Arab largess was not restricted to colleges but also extended to prominent think tanks. The Brookings Institution, liberal and highly influential, received $14.8 million from the Qataris. The contribution led to a New York Times exposé and even an FBI investigation. More than a dozen D.C. research centers had received tens of millions of dollars in recent years, the Times reported, “increasingly transforming the once-staid think-tank world into a muscular arm of foreign governments’ lobbying in Washington.”

The purpose of these payments was simple: influence. Not only were the recipients now disinclined, to say the least, to publish research critical of the donors, but they also produced young scholars indebted to their sponsors. My book, Power, Faith, and Fantasy traced the historical process in which the children of American missionaries in the Middle East majored in the field, graduated, and went into the State Department. Former ambassadors to Arab capitals then served as lobbyists for their erstwhile hosts or taught laudatory courses about them in universities. Arab donations spurred a similar process in which the beneficiaries of Qatari philanthropy, for example, completed their studies and pursued a career in government service or passed their views on to the next generation of students. Either way, the Arab investment was sage. Martin Indyk, vice president and director of the Foreign Policy Program at Brookings, later served as an advisor to Secretary of State John Kerry, pursuing policies that were—in the eyes of Israel and its Sunni allies—markedly pro-Qatari.

“Success has many fathers,” John F. Kennedy once said, “but failure is an orphan.” Regarding America’s policies toward the Middle East, though, the opposite is often true.
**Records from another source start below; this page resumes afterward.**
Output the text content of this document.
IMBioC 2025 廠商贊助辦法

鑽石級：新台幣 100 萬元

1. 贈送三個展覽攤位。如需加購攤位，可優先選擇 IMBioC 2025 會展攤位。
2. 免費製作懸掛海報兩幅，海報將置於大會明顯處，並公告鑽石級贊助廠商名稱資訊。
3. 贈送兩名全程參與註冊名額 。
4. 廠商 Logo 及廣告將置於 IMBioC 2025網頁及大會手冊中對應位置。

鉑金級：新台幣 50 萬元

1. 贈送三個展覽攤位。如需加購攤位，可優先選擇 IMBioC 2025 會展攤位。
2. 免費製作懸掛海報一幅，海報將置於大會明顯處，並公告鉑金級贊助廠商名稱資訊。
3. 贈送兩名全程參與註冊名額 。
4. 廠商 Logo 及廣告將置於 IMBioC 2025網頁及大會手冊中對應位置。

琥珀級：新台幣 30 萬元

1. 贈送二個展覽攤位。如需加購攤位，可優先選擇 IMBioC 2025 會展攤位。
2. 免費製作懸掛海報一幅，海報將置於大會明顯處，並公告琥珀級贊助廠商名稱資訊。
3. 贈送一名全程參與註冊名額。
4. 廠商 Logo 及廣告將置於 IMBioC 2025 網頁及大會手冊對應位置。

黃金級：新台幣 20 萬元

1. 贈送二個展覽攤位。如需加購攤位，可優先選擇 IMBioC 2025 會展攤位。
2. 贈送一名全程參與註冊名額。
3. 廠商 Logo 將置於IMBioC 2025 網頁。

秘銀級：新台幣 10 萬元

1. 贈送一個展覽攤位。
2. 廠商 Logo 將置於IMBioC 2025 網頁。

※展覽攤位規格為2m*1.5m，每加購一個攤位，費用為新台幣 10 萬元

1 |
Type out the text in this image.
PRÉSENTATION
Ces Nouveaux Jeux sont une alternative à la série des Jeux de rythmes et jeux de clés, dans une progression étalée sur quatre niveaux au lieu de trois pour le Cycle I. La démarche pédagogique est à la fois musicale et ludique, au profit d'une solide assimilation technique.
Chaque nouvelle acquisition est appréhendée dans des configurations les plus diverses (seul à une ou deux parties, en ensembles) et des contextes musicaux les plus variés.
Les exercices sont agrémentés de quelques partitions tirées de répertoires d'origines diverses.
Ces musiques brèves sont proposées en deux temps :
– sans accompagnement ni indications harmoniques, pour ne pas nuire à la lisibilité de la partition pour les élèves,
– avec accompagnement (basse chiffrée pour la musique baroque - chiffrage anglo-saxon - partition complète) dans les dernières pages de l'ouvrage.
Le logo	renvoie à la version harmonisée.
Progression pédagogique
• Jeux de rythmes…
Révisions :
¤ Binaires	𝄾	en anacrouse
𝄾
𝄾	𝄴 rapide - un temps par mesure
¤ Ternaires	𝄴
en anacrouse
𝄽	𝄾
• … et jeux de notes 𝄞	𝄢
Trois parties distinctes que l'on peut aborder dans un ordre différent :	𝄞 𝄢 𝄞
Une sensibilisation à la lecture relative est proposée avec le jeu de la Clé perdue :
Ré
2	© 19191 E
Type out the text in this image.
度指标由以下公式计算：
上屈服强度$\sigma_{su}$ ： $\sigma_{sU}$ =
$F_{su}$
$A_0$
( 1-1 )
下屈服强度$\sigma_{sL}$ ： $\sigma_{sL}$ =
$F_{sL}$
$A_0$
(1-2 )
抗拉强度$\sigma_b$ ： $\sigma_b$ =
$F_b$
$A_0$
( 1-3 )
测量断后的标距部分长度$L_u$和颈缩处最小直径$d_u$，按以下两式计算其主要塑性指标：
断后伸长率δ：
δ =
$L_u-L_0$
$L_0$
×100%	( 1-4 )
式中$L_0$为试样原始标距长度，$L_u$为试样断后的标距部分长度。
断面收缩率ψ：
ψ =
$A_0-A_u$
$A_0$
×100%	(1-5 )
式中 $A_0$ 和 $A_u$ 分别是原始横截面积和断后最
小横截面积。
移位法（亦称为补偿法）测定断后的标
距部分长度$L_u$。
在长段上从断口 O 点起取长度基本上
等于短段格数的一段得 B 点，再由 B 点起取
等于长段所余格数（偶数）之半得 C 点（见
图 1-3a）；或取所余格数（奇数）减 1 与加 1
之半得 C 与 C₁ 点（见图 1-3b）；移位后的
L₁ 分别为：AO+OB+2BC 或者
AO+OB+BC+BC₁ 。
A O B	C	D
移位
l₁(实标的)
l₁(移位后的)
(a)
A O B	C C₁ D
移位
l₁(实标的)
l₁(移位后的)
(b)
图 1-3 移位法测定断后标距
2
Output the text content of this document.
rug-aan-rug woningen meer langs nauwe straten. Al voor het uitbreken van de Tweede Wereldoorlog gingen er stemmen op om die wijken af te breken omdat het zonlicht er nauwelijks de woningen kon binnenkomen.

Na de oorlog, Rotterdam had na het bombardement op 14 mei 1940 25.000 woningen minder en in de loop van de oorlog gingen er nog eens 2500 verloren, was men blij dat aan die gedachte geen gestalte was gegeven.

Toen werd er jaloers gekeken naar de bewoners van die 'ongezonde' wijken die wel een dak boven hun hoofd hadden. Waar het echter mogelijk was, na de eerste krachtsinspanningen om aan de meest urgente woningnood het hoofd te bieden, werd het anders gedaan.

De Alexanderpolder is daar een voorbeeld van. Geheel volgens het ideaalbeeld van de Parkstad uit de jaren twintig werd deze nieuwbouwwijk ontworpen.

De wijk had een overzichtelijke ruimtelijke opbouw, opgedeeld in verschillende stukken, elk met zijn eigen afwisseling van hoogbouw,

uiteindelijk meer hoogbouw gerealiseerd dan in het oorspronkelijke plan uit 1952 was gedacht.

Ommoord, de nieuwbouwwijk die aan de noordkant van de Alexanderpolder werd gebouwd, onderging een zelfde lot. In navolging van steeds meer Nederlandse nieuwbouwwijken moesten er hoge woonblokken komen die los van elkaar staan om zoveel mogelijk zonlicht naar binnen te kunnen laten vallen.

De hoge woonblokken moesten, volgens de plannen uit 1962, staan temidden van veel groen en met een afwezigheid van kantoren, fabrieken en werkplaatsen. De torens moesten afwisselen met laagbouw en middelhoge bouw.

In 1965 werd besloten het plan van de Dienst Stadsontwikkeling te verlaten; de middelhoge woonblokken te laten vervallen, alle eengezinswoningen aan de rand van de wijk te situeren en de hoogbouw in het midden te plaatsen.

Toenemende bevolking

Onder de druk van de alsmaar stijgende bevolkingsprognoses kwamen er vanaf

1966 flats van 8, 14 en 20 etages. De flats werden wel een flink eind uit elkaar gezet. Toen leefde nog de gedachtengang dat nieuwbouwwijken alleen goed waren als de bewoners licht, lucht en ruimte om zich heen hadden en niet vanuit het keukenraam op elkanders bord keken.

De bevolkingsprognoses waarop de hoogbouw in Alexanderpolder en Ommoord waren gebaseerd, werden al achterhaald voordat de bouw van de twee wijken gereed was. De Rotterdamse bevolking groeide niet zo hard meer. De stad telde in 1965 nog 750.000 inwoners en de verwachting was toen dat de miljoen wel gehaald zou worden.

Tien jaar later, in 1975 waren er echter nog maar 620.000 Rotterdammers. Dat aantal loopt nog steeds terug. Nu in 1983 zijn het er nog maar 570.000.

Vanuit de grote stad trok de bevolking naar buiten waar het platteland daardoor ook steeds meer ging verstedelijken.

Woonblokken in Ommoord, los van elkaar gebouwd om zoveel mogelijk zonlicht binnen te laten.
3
The success of the Sinai Accords in the 1970s was owed almost exclusively to Henry Kissinger, the subsequent Camp David Accords to Jimmy Carter. By contrast, the great many policy failures stemmed from numerous sources—an overreliance on power, as I’ve mentioned, misplaced faith, and reality-obscuring fantasies. The result has been immense harm to U.S. interests in the region. After all, who can trust a nation which publicly betrays longtime allies such as Mubarak? Who can take seriously the belief that massive military power can install democracy in a deeply conservative country like Iraq that lacks even the shallowest democratic roots? Who can collaborate in the killing of Qaddafi and then walk away from the mess his murder left behind?

The solution lies, first and foremost, in the education that future decision-makers receive. That is my conclusion looking back on fifty years’ involvement in Middle East Studies. Needed is a field free of illusions, rabidly partisan politics, and foreign funding. Needed is a curriculum that addresses the real, as opposed to the imagined, Middle East, one that asks such hard questions as “how did America’s withdrawal from Syria and Afghanistan impact national and global security?” and “was a two-state solution between Israel and the Palestinians ever possible?” What role did America’s insistence on Hamas’s participation in the 2005 Palestinian elections and, later, Washington’s refusal to stand up to Iran, contribute to the outbreak of the current war in Gaza?

These questions are especially pressing today, in the throes of that desperate conflict, yet they are more than ever before unlikely to be asked in Middle East Studies departments. With more than 2,700 members, the Middle East Studies Association, on March 11th, published an open letter categorically condemning Israeli actions in Gaza, calling for a permanent ceasefire, and demanding the halt of U.S. arms supplies to the IDF—all without once mentioning Hamas. They have recommended closer American cooperation with Qatar. Jewish students, even those highly critical of Israel, have reported feeling unwelcome or even threatened in courses on Middle East history, politics, and languages.

The policymakers produced by these programs will almost certainly repeat their predecessors’ mistakes and failures. Most likely, too, they will be consulted as experts by think tanks and the press. Tragically, Middle East Studies will remain a field of fire, while the Middle East is engulfed in flames.